First and foremost, while the graphics seem to be as bland and unimpressive as ever, it’s quite apparent that this was a stylistic choice. The power of the next-gen systems has been put to a more subtle use this time around, allowing for the game’s environments to include far more items to be picked up, as well as a lot of activity. The version we played (being demoed on an Xbox 360) plopped us down on a small island where a family was playing, amusingly enough, the Xbox 360 on their TVs. However, a look all around revealed all sorts of characters running around, fishing, wrestling, biking, and doing all sorts of other things as my Katamari slowly increased in size.
Even with the Xbox 360 controller, the gameplay feels exactly the same as the previous games. The left and right sticks control Katamari like a tank, press the sticks in to jump to the other side, and flick ‘em back and forth to power up a speedy dash. While other ports to the 360 feel at least a little different on the different controller, Katamari’s gameplay made the game immediately familiar, and I have to imagine the same will be true of the PS3 Sixaxis controller.

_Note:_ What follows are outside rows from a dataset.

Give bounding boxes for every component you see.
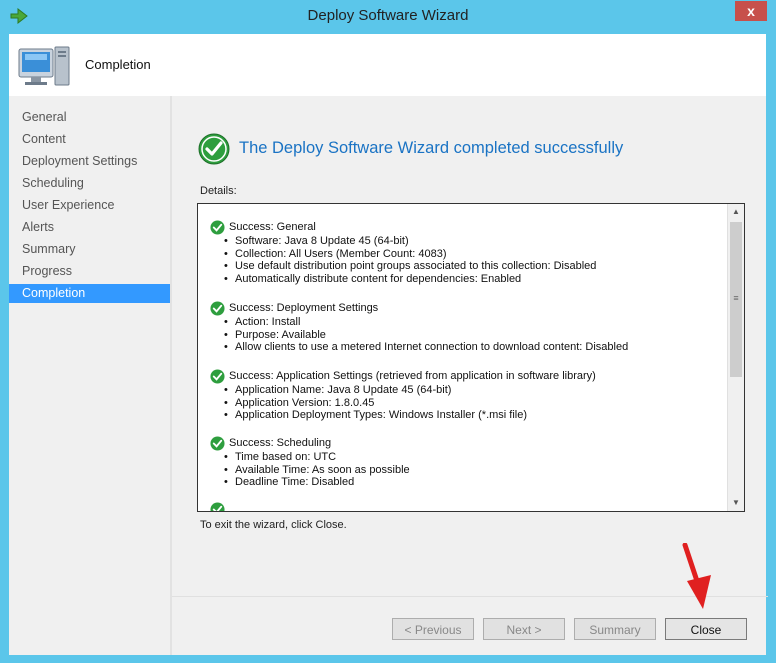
nav-item-content[interactable]: Content	[9, 130, 170, 149]
detail-item: Action: Install	[210, 316, 720, 329]
window-frame: Deploy Software Wizard x Completion Gene…	[0, 0, 776, 663]
success-check-icon	[210, 301, 225, 316]
success-check-icon	[210, 220, 225, 235]
detail-item: Software: Java 8 Update 45 (64-bit)	[210, 235, 720, 248]
section-title: Success: General	[229, 221, 316, 233]
nav-item-deployment-settings[interactable]: Deployment Settings	[9, 152, 170, 171]
success-check-icon	[198, 133, 230, 165]
success-check-icon	[210, 502, 225, 511]
red-arrow-icon	[682, 543, 711, 609]
detail-item: Available Time: As soon as possible	[210, 464, 720, 477]
nav-item-scheduling[interactable]: Scheduling	[9, 174, 170, 193]
detail-item: Automatically distribute content for dep…	[210, 273, 720, 286]
completion-headline: The Deploy Software Wizard completed suc…	[239, 139, 624, 157]
wizard-body: Completion General Content Deployment Se…	[9, 34, 768, 655]
detail-item: Deadline Time: Disabled	[210, 476, 720, 489]
details-section-scheduling: Success: Scheduling Time based on: UTC A…	[210, 436, 720, 489]
details-panel[interactable]: Success: General Software: Java 8 Update…	[197, 203, 745, 512]
title-bar[interactable]: Deploy Software Wizard x	[0, 0, 776, 34]
detail-item: Use default distribution point groups as…	[210, 260, 720, 273]
section-title: Success: Scheduling	[229, 437, 332, 449]
summary-button[interactable]: Summary	[574, 618, 656, 640]
detail-item: Application Deployment Types: Windows In…	[210, 409, 720, 422]
nav-item-user-experience[interactable]: User Experience	[9, 196, 170, 215]
detail-item: Allow clients to use a metered Internet …	[210, 341, 720, 354]
page-title: Completion	[85, 57, 151, 72]
nav-item-alerts[interactable]: Alerts	[9, 218, 170, 237]
details-section-deployment-settings: Success: Deployment Settings Action: Ins…	[210, 301, 720, 354]
window-title: Deploy Software Wizard	[307, 7, 469, 24]
wizard-nav: General Content Deployment Settings Sche…	[9, 96, 170, 655]
section-title: Success: Application Settings (retrieved…	[229, 370, 596, 382]
details-section-application-settings: Success: Application Settings (retrieved…	[210, 369, 720, 422]
exit-instructions: To exit the wizard, click Close.	[200, 519, 347, 531]
next-button[interactable]: Next >	[483, 618, 565, 640]
detail-item: Time based on: UTC	[210, 451, 720, 464]
details-section-general: Success: General Software: Java 8 Update…	[210, 220, 720, 285]
grip-icon: ≡	[733, 293, 739, 303]
nav-item-completion[interactable]: Completion	[9, 284, 170, 303]
previous-button[interactable]: < Previous	[392, 618, 474, 640]
nav-item-progress[interactable]: Progress	[9, 262, 170, 281]
wizard-header: Completion	[9, 34, 766, 96]
detail-item: Application Version: 1.8.0.45	[210, 397, 720, 410]
success-check-icon	[210, 436, 225, 451]
detail-item: Collection: All Users (Member Count: 408…	[210, 248, 720, 261]
success-check-icon	[210, 369, 225, 384]
nav-item-general[interactable]: General	[9, 108, 170, 127]
nav-item-summary[interactable]: Summary	[9, 240, 170, 259]
detail-item: Purpose: Available	[210, 329, 720, 342]
details-scrollbar[interactable]: ▲ ≡ ▼	[727, 204, 744, 511]
scroll-down-arrow-icon[interactable]: ▼	[728, 495, 744, 511]
detail-item: Application Name: Java 8 Update 45 (64-b…	[210, 384, 720, 397]
divider	[172, 596, 768, 597]
scroll-thumb[interactable]: ≡	[730, 222, 742, 377]
close-button[interactable]: Close	[665, 618, 747, 640]
section-title: Success: Deployment Settings	[229, 302, 379, 314]
computer-icon	[18, 46, 70, 86]
wizard-content: The Deploy Software Wizard completed suc…	[170, 96, 768, 655]
scroll-up-arrow-icon[interactable]: ▲	[728, 204, 744, 220]
window-close-button[interactable]: x	[735, 1, 767, 21]
details-label: Details:	[200, 185, 237, 197]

With all this stuff being so alike to the old games, you might be wondering just what’s new, and the answer is primarily the addition of multiplayer support, which will allow for both a co-op mode comparable to the one seen in We Love Katamari (with each player controlling one side of the Katamari) as well as a versus mode that sounds similar to the one seen in the original game. As is befitting the online environment, players will also be able to outfit their own princes, princesses and second cousins with their own unique look thanks to a new character creator, so when your massive Katamari slams into another player’s online, they have a unique face burned in their memory to curse in the name of the great King of All Cosmos. Err… or something like that.

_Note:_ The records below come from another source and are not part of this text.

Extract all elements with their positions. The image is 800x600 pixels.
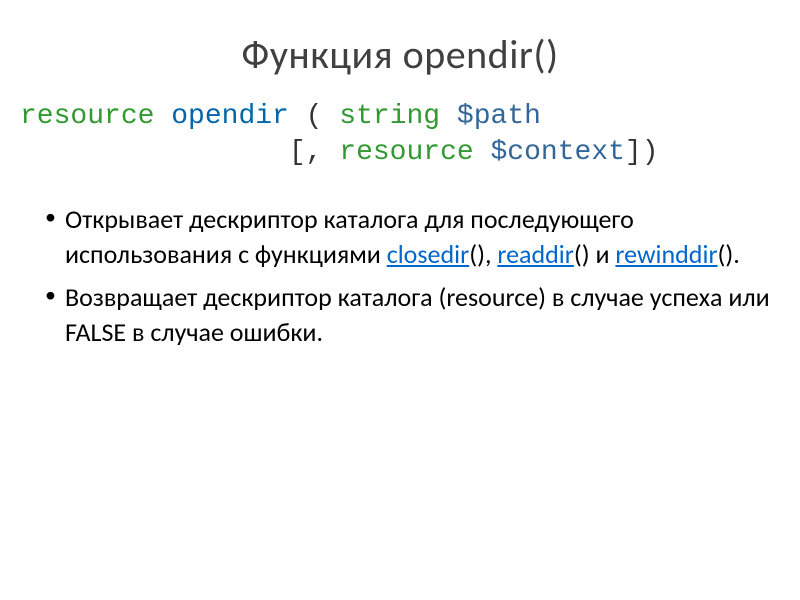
bullet1-mid1: , xyxy=(485,238,497,270)
link-readdir[interactable]: readdir xyxy=(497,238,573,270)
bullet1-end: . xyxy=(733,238,740,270)
link-closedir[interactable]: closedir xyxy=(387,238,469,270)
slide-content: Функция opendir() resource opendir ( str… xyxy=(0,0,800,378)
link-rewinddir[interactable]: rewinddir xyxy=(615,238,717,270)
arg2-name: $context xyxy=(491,137,625,168)
paren-readdir: () xyxy=(574,238,590,270)
bullet-item-2: Возвращает дескриптор каталога (resource… xyxy=(45,280,780,350)
function-name: opendir xyxy=(171,101,289,132)
arg2-type: resource xyxy=(339,137,473,168)
line2-indent: [, xyxy=(20,137,339,168)
bullet-item-1: Открывает дескриптор каталога для послед… xyxy=(45,202,780,272)
slide-title: Функция opendir() xyxy=(20,30,780,79)
paren-open: ( xyxy=(289,101,339,132)
bullet-list: Открывает дескриптор каталога для послед… xyxy=(20,202,780,350)
paren-rewinddir: () xyxy=(718,238,734,270)
function-signature: resource opendir ( string $path [, resou… xyxy=(20,99,780,172)
arg1-name: $path xyxy=(457,101,541,132)
bullet1-mid2: и xyxy=(590,238,616,270)
return-type: resource xyxy=(20,101,154,132)
arg1-type: string xyxy=(339,101,440,132)
sig-close: ]) xyxy=(625,137,659,168)
paren-closedir: () xyxy=(469,238,485,270)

It also bears mention that the game will feature an entirely new soundtrack. Still, given the series’ track record for wonderfully unique and appropriately Japanesey soundtracks, there’s little doubt that Beautiful Katamari will have a beautiful soundtrack to go with it.
While it remains to be seen how opting not to deviate too far from the original game’s formula will work for the series as it moves to next-gen platforms, series fans are probably unlikely to complain even if this game turns out to be just “more of the same”, because we just can’t get enough Katamari, and even just the ability to share our Katamari experience online is something that’s too tempting to pass up.
It's not like a Katamari game requires incredible graphics, so this one looks as ready to go as it's gonna' be.